A Northwest Alaska village with a rich archaeological history stopped a quarry project that would have brought much-needed jobs and money.

The reason? Mysterious rock arrangements some call the remains of an ancient culture.

NANA, a Native regional corporation, wanted to create the quarry on a hillside near Deering. The corporation owns the subsurface rights and wanted the rock partly for seawall projects around that village and Kivalina, said Abraham Snyder, director of lands.

But a show of hands at a community meeting in Deering on June 10, overwhelmingly opposed the project. NANA will comply with the community’s wishes and get the rock elsewhere, said Snyder.

The corporation had proposed extracting the rock halfway up the 700-foot hill that residents call Kugruk Mountain. The work wouldn’t have affected the rock arrangements atop the hill, he said. 


The rocks were the key reason people in the village of 150 voted against the project, residents said. Many said the hill may be culturally important and needs studying by an archaeologist.

No one is sure who did it, but someone spent a lot of time and trouble hauling dozens of rocks up the hill three miles east of Deering and arranging them in geometric patterns, said Gilbert Barr, a construction manager for the tribal council.

“There is something up there,” he said. “We don’t know what they are. We just know that someone carried rocks up there that aren’t normal to the lay of the land.”

Several rock cairns ring the windswept hilltop. One stack of rocks appears to have been a food storage area.

Near the top on a southwest flank, several large rocks form a circle on the ground.

Inside the circle are smaller rocks that appear to have once formed a crosshairs-like pattern, Barr said.

In a photo provided by Barr, the arrangement looks sort of like a broken peace sign.

Lighter-colored rocks came from the banks of the Kugruk River that runs past the base of the hill, he said. Other, darker rocks may have come from near the quarry site.

Few people visit the hilltop – there’s no water up there and no wildlife to hunt, Barr said. No one in the village has any memory of who created the formations, he said.

Some of the stuff isn’t ancient. A rusty angle iron pounded into the ground – could be part of an old bed frame – juts from a jumble of rocks in the center of the hilltop.

The U.S. Geological Survey left three brass survey markers dated 1943.

It’s possible the rocks have no cultural value but it’d be nice to know for sure, he said. “That’s why we’re asking for this to be looked at,” he said.

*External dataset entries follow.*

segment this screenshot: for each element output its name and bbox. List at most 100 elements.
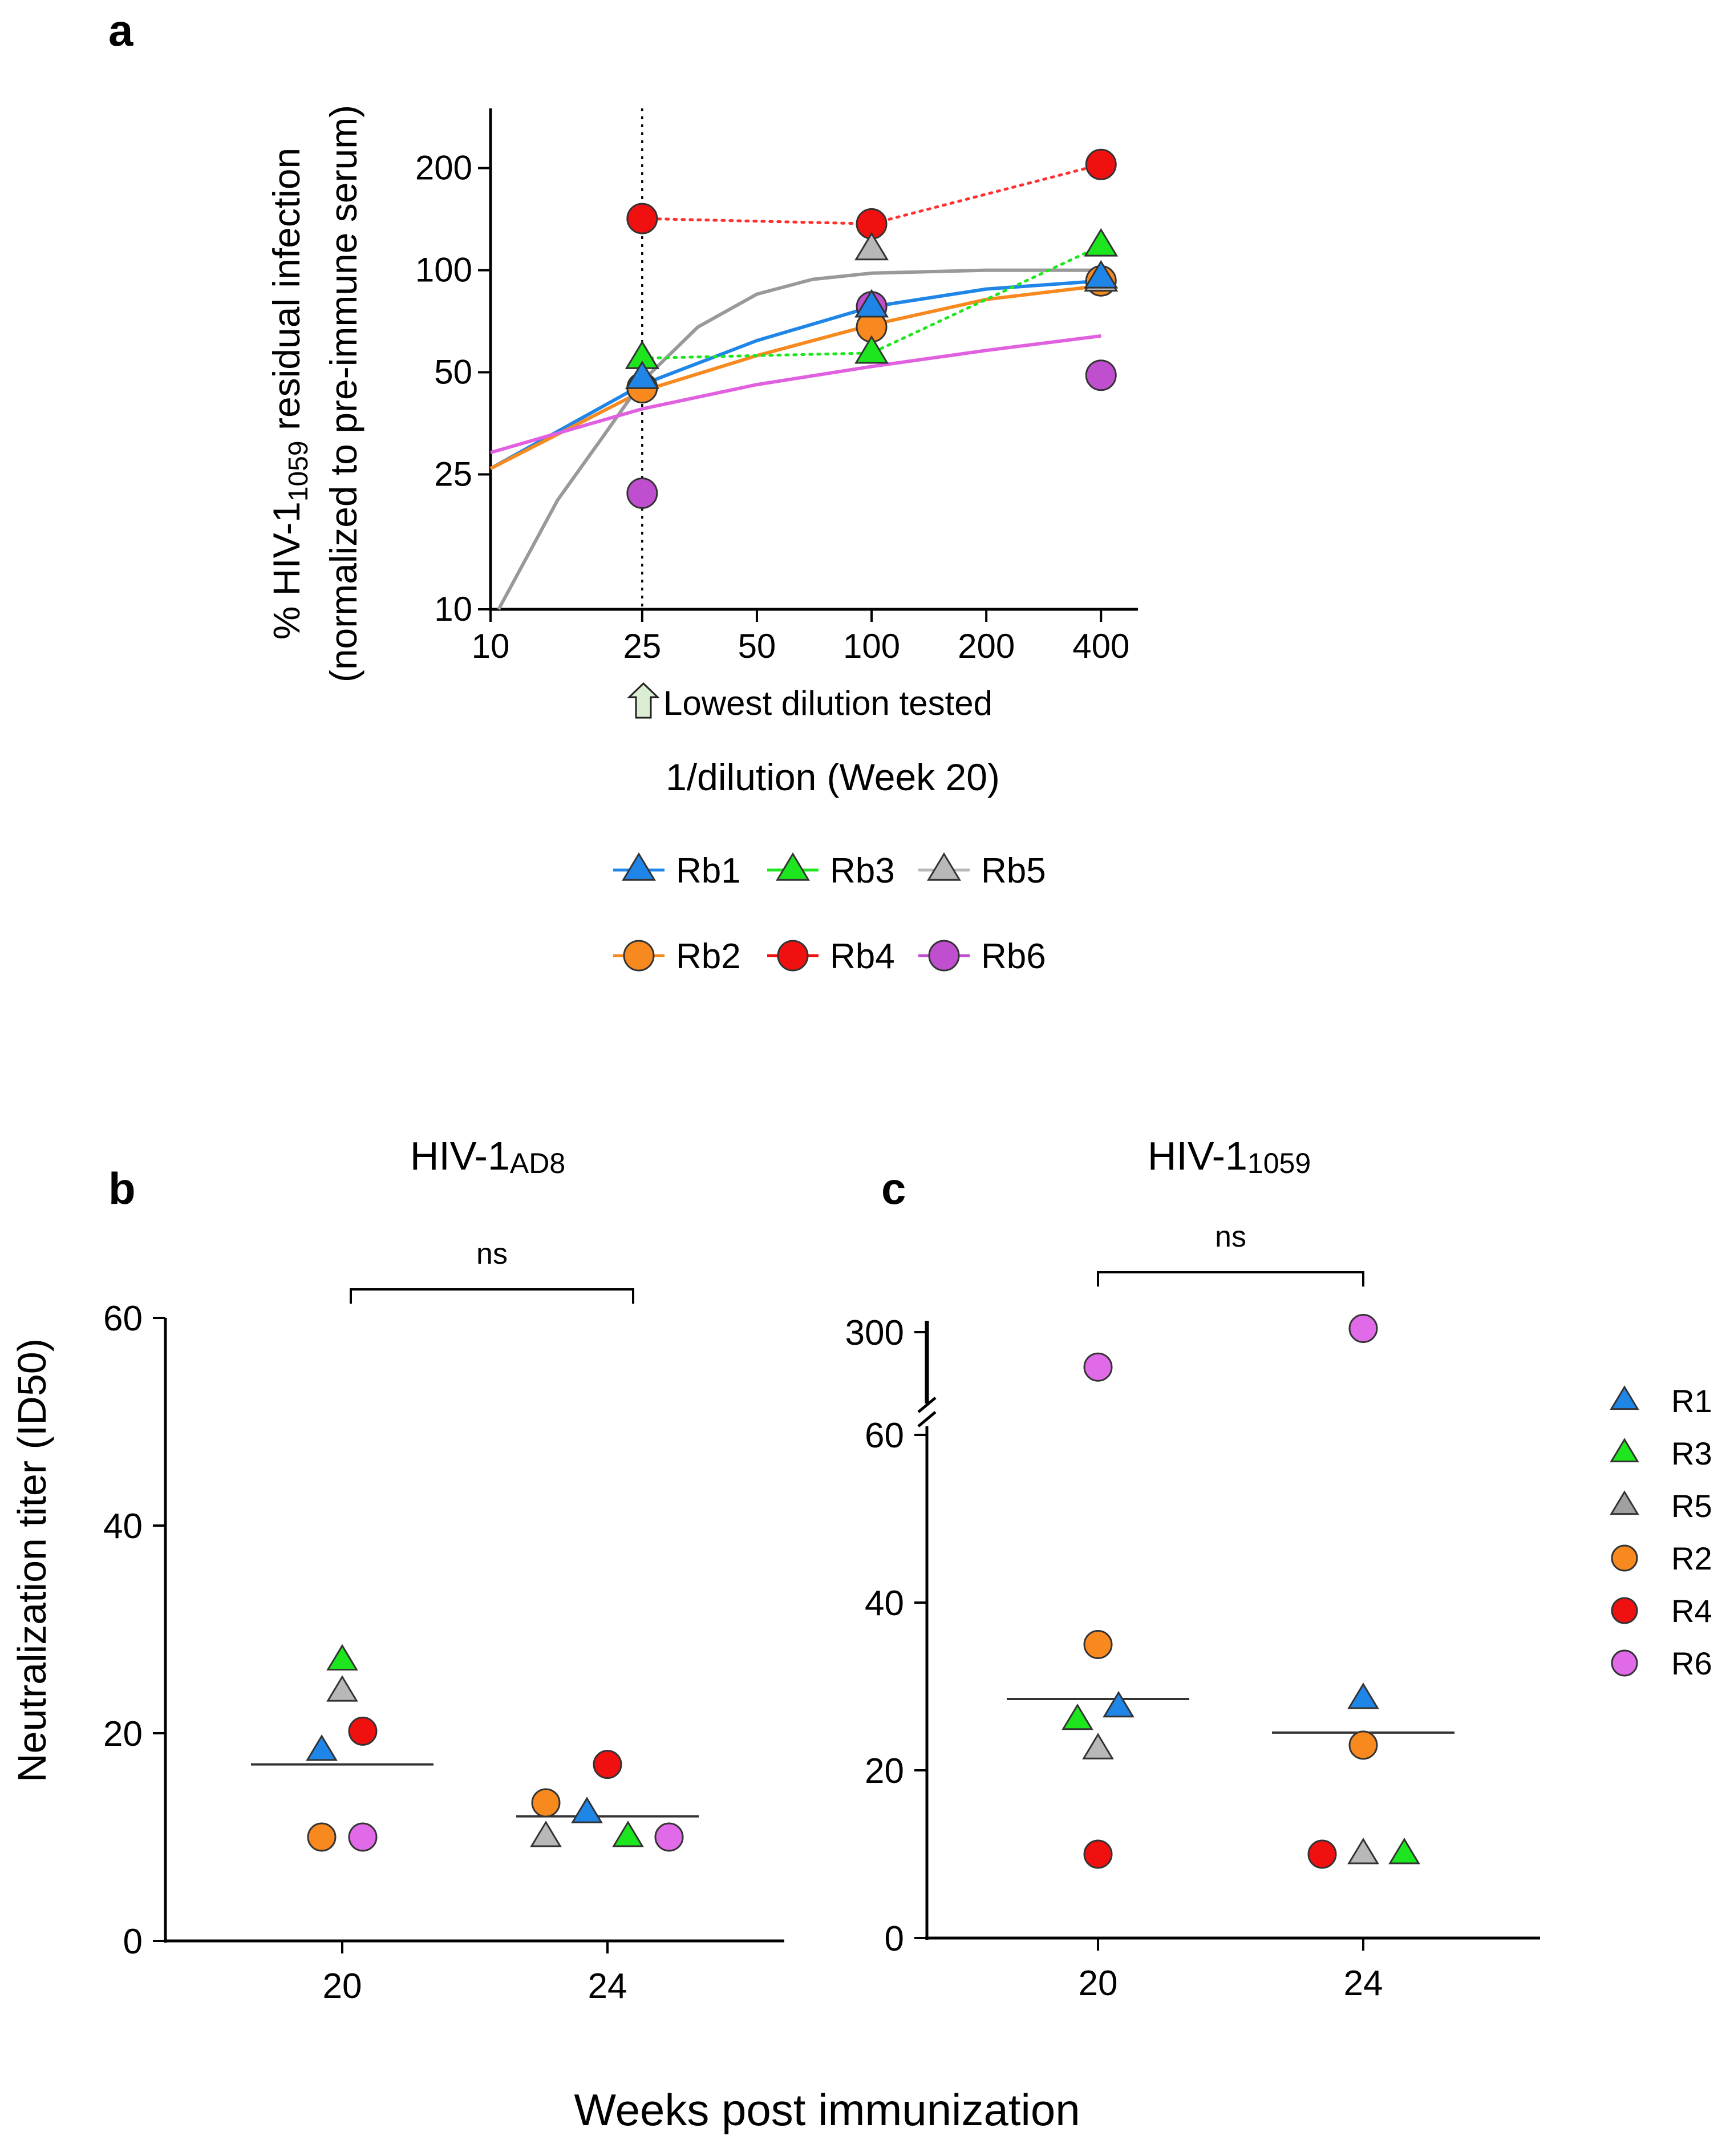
panel-b-chart: HIV-1AD8 Neutralization titer (ID50) 0 20… [10, 1134, 784, 2006]
up-arrow-icon [627, 682, 660, 719]
panel-a-point-rb6 [1085, 359, 1117, 391]
legend-marker-rb1 [622, 852, 656, 881]
panel-c-point-r6 [1348, 1313, 1378, 1343]
panel-b-ylabel: Neutralization titer (ID50) [10, 1338, 54, 1782]
panel-a-x-tick-label: 10 [472, 627, 510, 665]
panel-b-y-tick-label: 60 [103, 1299, 143, 1338]
legend-label-r4: R4 [1671, 1593, 1712, 1629]
panel-a-point-rb5 [854, 232, 889, 261]
panel-c-point-r4 [1083, 1839, 1113, 1869]
panel-c-point-r6 [1083, 1352, 1113, 1382]
panel-c-point-r4 [1307, 1839, 1337, 1869]
panel-a-x-tick-label: 100 [843, 627, 900, 665]
panel-a-x-tick-label: 400 [1072, 627, 1129, 665]
legend-label-rb5: Rb5 [981, 851, 1046, 891]
panel-a-x-tick-label: 25 [623, 627, 661, 665]
panel-b-point-r1 [571, 1797, 603, 1823]
panel-c-x-tick-label: 20 [1079, 1964, 1118, 2003]
panel-a-xlabel: 1/dilution (Week 20) [666, 756, 1000, 798]
legend-marker-r4 [1611, 1597, 1638, 1624]
panel-b-y-tick-label: 20 [103, 1714, 143, 1754]
panel-a-annotation: Lowest dilution tested [663, 684, 992, 722]
legend-label-rb4: Rb4 [830, 937, 895, 976]
panel-c-point-r2 [1348, 1730, 1378, 1760]
panel-b-y-tick-label: 40 [103, 1507, 143, 1546]
panel-c-point-r3 [1062, 1703, 1093, 1730]
legend-label-rb2: Rb2 [676, 937, 741, 976]
panel-b-significance-bracket [350, 1288, 634, 1304]
panel-a-point-rb1 [625, 360, 659, 389]
panel-a-fit-rb5 [497, 268, 1101, 610]
legend-marker-rb3 [776, 852, 810, 881]
panel-a-fit-rb6 [490, 334, 1101, 455]
legend-label-rb6: Rb6 [981, 937, 1046, 976]
panel-a-point-rb4 [1085, 148, 1117, 180]
legend-marker-r1 [1610, 1385, 1639, 1410]
panel-c-y-tick-label: 0 [885, 1919, 904, 1959]
panel-label-b: b [108, 1163, 136, 1213]
legend-marker-rb6 [928, 940, 960, 972]
panel-label-c: c [881, 1163, 906, 1213]
legend-label-r3: R3 [1671, 1435, 1712, 1471]
panel-b-title: HIV-1AD8 [410, 1134, 565, 1179]
panel-a-y-tick-label: 25 [434, 455, 472, 493]
panel-a-point-rb1 [854, 289, 889, 318]
legend-marker-r3 [1610, 1438, 1639, 1463]
panel-a-x-tick-label: 50 [738, 627, 776, 665]
panel-c-y-tick-label: 20 [865, 1752, 904, 1791]
panel-b-point-r5 [326, 1675, 358, 1702]
panel-c-title: HIV-11059 [1148, 1134, 1311, 1179]
panel-a-y-tick-label: 100 [415, 251, 472, 289]
legend-label-r2: R2 [1671, 1540, 1712, 1576]
panel-b-point-r4 [348, 1716, 378, 1746]
panel-a-legend: Rb1 Rb3 Rb5 Rb2 Rb4 Rb6 [613, 851, 1046, 976]
panel-c-y-tick-label: 300 [845, 1313, 904, 1353]
panel-c-y-tick-label: 40 [865, 1584, 904, 1623]
panel-b-point-r4 [593, 1750, 622, 1779]
panel-c-point-r3 [1388, 1838, 1420, 1864]
legend-label-rb1: Rb1 [676, 851, 741, 891]
panel-b-point-r3 [612, 1821, 644, 1847]
legend-marker-r5 [1610, 1490, 1639, 1515]
panel-a-fit-rb1 [489, 279, 1101, 470]
panel-b-y-tick-label: 0 [123, 1922, 143, 1961]
panel-c-point-r2 [1083, 1630, 1113, 1659]
panel-b-point-r6 [654, 1822, 684, 1852]
panel-a-fit-rb2 [489, 284, 1101, 470]
panel-label-a: a [108, 5, 133, 55]
panel-a-x-tick-label: 200 [958, 627, 1015, 665]
legend-marker-rb4 [777, 940, 809, 972]
panel-a-point-rb4 [626, 203, 658, 234]
legend-label-r5: R5 [1671, 1488, 1712, 1524]
panel-c-significance-label: ns [1215, 1220, 1246, 1253]
legend-marker-r2 [1611, 1544, 1638, 1572]
panel-a-dotted-rb3 [641, 244, 1103, 360]
panel-c-y-tick-label: 60 [865, 1416, 904, 1455]
panel-b-point-r1 [306, 1734, 338, 1761]
panel-b-point-r2 [531, 1788, 561, 1818]
panel-b-x-tick-label: 24 [588, 1967, 627, 2006]
panel-a-point-rb1 [1084, 260, 1119, 289]
panel-b-point-r2 [307, 1822, 337, 1852]
panel-c-point-r1 [1347, 1682, 1379, 1709]
panel-a-point-rb3 [1084, 228, 1119, 257]
panel-c-legend: R1 R3 R5 R2 R4 R6 [1610, 1383, 1712, 1681]
panel-a-y-tick-label: 10 [434, 590, 472, 628]
axis-break-icon [917, 1397, 937, 1427]
panel-b-point-r5 [530, 1821, 562, 1847]
legend-marker-r6 [1611, 1649, 1638, 1677]
panel-c-point-r5 [1082, 1733, 1114, 1759]
panel-c-significance-bracket [1097, 1271, 1364, 1287]
panel-b-point-r3 [326, 1644, 358, 1671]
legend-label-r1: R1 [1671, 1383, 1712, 1419]
panel-c-x-tick-label: 24 [1344, 1964, 1383, 2003]
panel-a-y-tick-label: 50 [434, 353, 472, 391]
panel-a-point-rb6 [626, 477, 658, 509]
weeks-xlabel: Weeks post immunization [574, 2085, 1080, 2135]
legend-label-rb3: Rb3 [830, 851, 895, 891]
panel-a-chart: % HIV-11059 residual infection (normaliz… [265, 105, 1138, 976]
panel-c-point-r5 [1347, 1838, 1379, 1864]
panel-c-point-r1 [1103, 1690, 1135, 1718]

Barr, a former mayor in the Inupiat village of 150, is an archaeology buff and leading opponent of the quarry.

About 10 years ago, the village lost jobs when he led an effort to delay a key water and sewer project to allow an archaeological excavation. The dig yielded a 1,200-year-old grave, an unusual ivory mask and hundreds of other artifacts.

Residents in Deering are especially sensitive to their cultural heritage, said Glenn Sheehan, head of the Barrow Arctic Science Consortium.

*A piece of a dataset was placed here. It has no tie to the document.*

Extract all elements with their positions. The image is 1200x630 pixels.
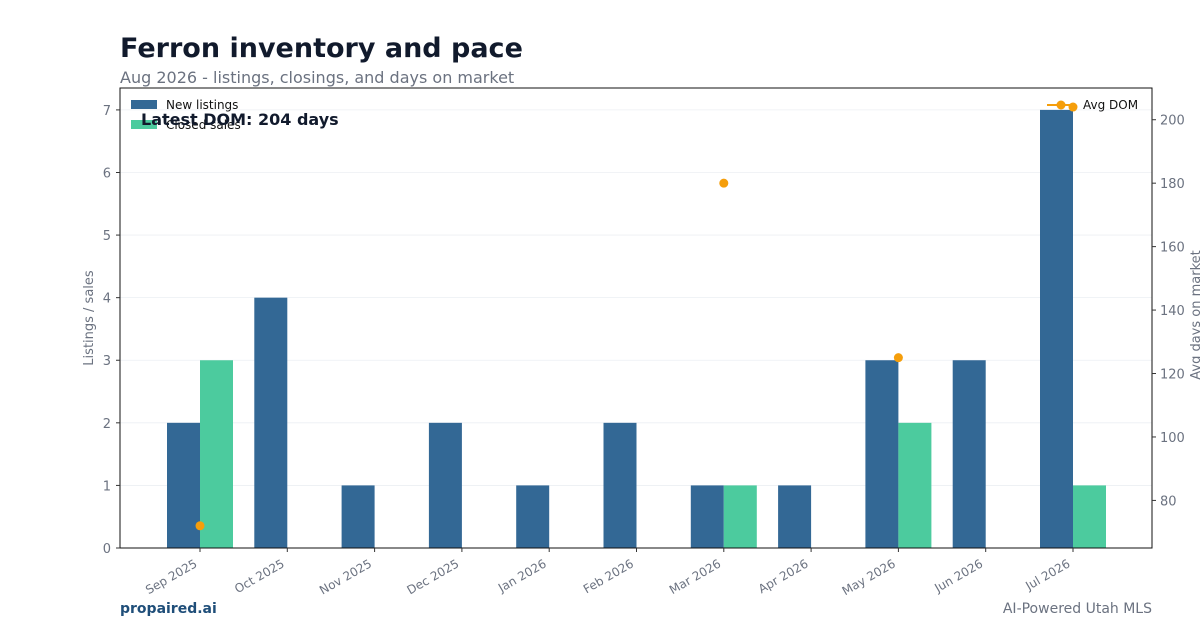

To the untrained eye, some of the photos show nothing more than a pile of rocks, perhaps recently arranged in an effort to stop the quarry.

But Sheehan said the photos suggest the arrangements aren’t new. In some of them, the rusty lichen that’s grown on the rocks faces the same direction – the wind-protected side. If they had been moved their recently, the lichen would face different directions.

“It was done a very long time ago,” Sheehan said.

Ruth Barr, Gilbert’s sister-in-law and the tribal government’s administrator, said she’s sorry to lose the quarry project. The pit would have provided jobs and royalty payments to the village.

She believes the area has cultural value, but the village and NANA could have worked out a deal to have the area studied and important discoveries protected, she told residents at the meeting in the tribal hall.

“Everyone complains we have no work,” she said. “I said this money could have helped us in the long run.”